The fact that this bill was blocked is a victory for women’s rights. Abortion should be a right, not something regulated by the government. Women should have the right to choose what happens to their bodies and should not be subject to inane laws.
Judge Steve Jones of the U.S. District Court for the Northern District of Georgia blocked the law as it is being argued in the courts. His reasoning for blocking the law is because it is unconstitutional as it violates a woman’s right to privacy.
“Under no circumstances whatsoever may a state prohibit or ban abortions at any point prior to viability, no matter what interests the state asserts to support it,” Jones wrote in response to the bill. (https://www.washingtonpost.com/dc-md-va/2019/10/01/federal-judge-blocks-georgia-abortion-ban-taking-effect/)
Georgia is not the first state to propose a “heartbeat bill.” Earlier in the year, Gov. Mike DeWine of Ohio passed a similar bill, which prohibited abortion after a fetal heartbeat could be detected. This law was also blocked by a federal judge in July.
Anti-abortion advocates are continuing to fight for, as many of them refer to it, the “rights of the unborn,” by continuing to propose restrictive legislation such as the heartbeat bills and by working to contest the Roe v. Wade decision.
These advocates are clearly valuing the “rights of the unborn” over the rights of those who already have lives. They are essentially saying that the rights of a fetus should be valued more than a girl or woman.

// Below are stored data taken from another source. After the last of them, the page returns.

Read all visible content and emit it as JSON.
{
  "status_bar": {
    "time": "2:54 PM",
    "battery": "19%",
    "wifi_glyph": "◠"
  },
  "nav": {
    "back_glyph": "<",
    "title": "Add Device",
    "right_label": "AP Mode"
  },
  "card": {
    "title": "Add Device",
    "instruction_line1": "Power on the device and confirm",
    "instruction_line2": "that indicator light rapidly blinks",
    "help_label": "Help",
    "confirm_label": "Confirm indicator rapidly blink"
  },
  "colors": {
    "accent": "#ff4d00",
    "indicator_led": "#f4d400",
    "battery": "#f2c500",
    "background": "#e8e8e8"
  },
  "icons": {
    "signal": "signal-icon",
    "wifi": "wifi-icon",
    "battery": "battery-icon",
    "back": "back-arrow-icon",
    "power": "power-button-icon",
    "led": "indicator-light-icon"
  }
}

Candice Broce, a spokesperson for Kemp, spoke in favor of the bill. “We will continue to fight for the unborn and work to ensure that all Georgians have the opportunity to live, grow and prosper,” Broce wrote in a statement.
If Broce and other anti-abortion activists really value the lives of all people, what about the lives of the women who are saddled with a pregnancy that they do not want? That can easily ruin both the lives of the woman who is forced to give birth to the child and the child after it is born. But no, the anti-abortion activists value the lives of an unborn fetus over the lives of actual living humans.
Women deserve the right to have control over their own bodies, without people who have no idea what they are going through determining what they should do. The heartbeat bill could destroy the lives of many because it will prevent women from being able to choose what happens to their body.
Hopefully, the fact that this heartbeat bill and the one in Ohio were blocked will set a precedent for declaring such bills unconstitutional. What happens to a person’s body should not be determined by anyone other than herself.